Yes, I see your motivation. Does this approach support async pagefaults [1]? Ie would all the guest processes on the vCPU need to stall until a fault is resolved or is there a way to let the vCPU run and only block the faulted process?

A more general question is, it looks like Userfaultfd's main purpose was to support the postcopy use case [2], yet it fails to do that efficiently for large VMs. Would it be ideologically better to try to improve Userfaultfd's performance (similar to how it was attempted in [3]) or is that something you have already looked into and reached a dead end as a part of [4]?

[1] https://lore.kernel.org/lkml/4AEFB823.4040607@xxxxxxxxxx/T/
[2] https://lwn.net/Articles/636226/
[3] https://lore.kernel.org/lkml/20230905214235.320571-1-peterx@xxxxxxxxxx/
[4] https://lore.kernel.org/linux-mm/CADrL8HVDB3u2EOhXHCrAgJNLwHkj2Lka1B_kkNb0dNwiWiAN_Q@xxxxxxxxxxxxxx/

My use case already requires using a reasonably complex API for
interacting with a separate userland process for fetching memory, and
it's really fast. I've never tried to hook userfaultfd into this other
process, but I'm quite certain that [1] + this process's interface
scale better than userfaultfd does. Perhaps userfaultfd, for
not-so-scaled-up cases, could be *slightly* faster, but I mostly care
about what happens when we scale to hundreds of vCPUs.

[1]: https://lore.kernel.org/kvm/20240215235405.368539-1-amoorthy@xxxxxxxxxx/
Do I understand it right that in your setup, when an EPT violation occurs,
- VMM shares the fault information with the other process via a userspace protocol
- the process fetches the memory, installs it (?) and notifies VMM
- VMM calls KVM run to resume execution
?
Would you be ok to share an outline of the API you mentioned?

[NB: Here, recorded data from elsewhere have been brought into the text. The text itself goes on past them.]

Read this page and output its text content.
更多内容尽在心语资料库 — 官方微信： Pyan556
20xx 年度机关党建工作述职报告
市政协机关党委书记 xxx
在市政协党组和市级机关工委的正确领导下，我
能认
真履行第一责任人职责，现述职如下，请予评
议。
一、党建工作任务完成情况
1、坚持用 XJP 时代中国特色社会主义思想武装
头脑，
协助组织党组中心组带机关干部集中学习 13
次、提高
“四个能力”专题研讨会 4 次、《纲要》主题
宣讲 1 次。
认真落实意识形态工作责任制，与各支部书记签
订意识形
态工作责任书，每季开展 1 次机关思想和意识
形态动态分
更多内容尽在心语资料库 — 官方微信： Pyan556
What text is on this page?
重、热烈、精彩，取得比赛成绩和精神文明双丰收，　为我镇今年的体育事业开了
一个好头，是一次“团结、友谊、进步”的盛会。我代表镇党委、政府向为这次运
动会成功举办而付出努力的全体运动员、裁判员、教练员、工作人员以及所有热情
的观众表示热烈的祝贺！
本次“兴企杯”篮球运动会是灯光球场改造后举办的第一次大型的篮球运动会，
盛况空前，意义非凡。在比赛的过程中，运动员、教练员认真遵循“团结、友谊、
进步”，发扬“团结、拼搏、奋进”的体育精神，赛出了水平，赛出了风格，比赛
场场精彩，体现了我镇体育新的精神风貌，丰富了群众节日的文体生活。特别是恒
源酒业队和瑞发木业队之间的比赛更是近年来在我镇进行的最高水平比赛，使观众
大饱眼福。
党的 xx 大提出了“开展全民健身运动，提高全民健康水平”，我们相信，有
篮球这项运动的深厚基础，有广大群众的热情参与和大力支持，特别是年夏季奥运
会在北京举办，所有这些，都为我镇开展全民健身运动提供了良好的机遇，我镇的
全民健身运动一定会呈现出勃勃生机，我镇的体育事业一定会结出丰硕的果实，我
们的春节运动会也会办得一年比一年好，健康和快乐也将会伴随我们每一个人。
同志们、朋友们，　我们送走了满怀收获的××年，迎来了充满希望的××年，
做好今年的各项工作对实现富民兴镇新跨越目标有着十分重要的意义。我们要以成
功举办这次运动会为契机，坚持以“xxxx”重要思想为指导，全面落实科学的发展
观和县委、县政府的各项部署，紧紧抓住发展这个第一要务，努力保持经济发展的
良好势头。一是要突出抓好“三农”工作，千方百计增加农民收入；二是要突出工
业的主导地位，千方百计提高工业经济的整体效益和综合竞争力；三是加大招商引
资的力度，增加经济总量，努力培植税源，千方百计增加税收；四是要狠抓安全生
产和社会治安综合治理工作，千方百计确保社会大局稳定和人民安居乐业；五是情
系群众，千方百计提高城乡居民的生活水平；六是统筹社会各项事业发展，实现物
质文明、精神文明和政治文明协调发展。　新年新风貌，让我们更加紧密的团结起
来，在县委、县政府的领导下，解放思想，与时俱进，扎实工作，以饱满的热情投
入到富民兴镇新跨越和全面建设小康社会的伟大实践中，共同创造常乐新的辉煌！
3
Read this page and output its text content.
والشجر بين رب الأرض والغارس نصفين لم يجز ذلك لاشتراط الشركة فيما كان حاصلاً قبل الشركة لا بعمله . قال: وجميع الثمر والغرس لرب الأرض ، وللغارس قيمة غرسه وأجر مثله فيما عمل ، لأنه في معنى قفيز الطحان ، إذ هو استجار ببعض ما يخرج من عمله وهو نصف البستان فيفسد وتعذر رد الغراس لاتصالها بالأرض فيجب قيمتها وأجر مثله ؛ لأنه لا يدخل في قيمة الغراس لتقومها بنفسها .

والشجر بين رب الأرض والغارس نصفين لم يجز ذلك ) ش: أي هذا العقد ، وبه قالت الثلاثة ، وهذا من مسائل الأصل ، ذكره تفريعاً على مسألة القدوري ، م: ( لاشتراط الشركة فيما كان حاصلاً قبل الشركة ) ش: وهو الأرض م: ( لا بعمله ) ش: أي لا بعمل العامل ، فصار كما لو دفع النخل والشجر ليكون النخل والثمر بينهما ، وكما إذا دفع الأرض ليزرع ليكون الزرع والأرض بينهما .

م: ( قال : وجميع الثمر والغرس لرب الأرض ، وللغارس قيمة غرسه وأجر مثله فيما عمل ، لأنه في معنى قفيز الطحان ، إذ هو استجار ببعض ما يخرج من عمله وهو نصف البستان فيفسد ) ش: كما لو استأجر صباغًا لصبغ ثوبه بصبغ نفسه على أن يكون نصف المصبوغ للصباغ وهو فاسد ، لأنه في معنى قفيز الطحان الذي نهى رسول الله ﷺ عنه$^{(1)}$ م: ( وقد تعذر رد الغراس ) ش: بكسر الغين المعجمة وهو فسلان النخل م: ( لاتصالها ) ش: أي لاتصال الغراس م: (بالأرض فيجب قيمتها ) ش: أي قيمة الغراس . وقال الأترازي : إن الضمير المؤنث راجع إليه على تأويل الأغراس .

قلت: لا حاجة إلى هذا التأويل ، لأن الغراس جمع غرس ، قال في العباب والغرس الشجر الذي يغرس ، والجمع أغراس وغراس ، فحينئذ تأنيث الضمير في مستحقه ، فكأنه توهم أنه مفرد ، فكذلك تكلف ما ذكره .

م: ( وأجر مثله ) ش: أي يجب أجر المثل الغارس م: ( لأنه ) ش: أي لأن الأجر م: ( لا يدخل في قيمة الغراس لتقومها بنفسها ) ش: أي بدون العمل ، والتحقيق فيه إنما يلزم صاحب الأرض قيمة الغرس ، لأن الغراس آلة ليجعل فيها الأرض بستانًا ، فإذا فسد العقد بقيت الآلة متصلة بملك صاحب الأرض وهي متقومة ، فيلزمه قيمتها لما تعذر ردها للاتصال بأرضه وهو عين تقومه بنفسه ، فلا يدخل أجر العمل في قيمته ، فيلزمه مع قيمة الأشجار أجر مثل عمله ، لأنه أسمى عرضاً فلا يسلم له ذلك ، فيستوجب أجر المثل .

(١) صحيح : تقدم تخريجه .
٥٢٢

How do you envision resolving faults in userspace? Copying the page in
(provided that userspace mapping of guest_memfd is supported [3]) and
clearing the KVM_MEMORY_ATTRIBUTE_USERFAULT alone do not look
sufficient to resolve the fault because an attempt to copy the page
directly in userspace will trigger a fault on its own

This is not true for KVM Userfault, at least for right now. Userspace
accesses to guest memory will not trigger KVM Userfaults. (I know this
name is terrible -- regular old userfaultfd() userfaults will indeed
get triggered, provided you've set things up properly.)

KVM Userfault is merely meant to catch KVM's own accesses to guest
memory (including vCPU accesses). For non-guest_memfd memslots,
userspace can totally just write through the VMA it has made (KVM
Userfault *cannot*, by virtue of being completely divorced from mm,
intercept this access). For guest_memfd, userspace could write to
guest memory through a VMA if that's where guest_memfd is headed, but
perhaps it will rely on exact details of how userspace is meant to
populate guest_memfd memory.
True, it isn't the case right now. I think I fast-forwarded to a state where notifications about VMM-triggered faults to the guest_memfd are also sent asynchronously.

In case it's interesting or useful at all, we actually use
UFFDIO_CONTINUE for our live migration use case. We mmap() memory
twice -- one of them we register with userfaultfd and also give to
KVM. The other one we use to install memory -- our non-faulting view
of guest memory!
That is interesting. You're replacing UFFDIO_COPY (vma1) with a memcpy (vma2) + UFFDIO_CONTINUE (vma1), IIUC. Are both mappings created by the same process? What benefits does it bring?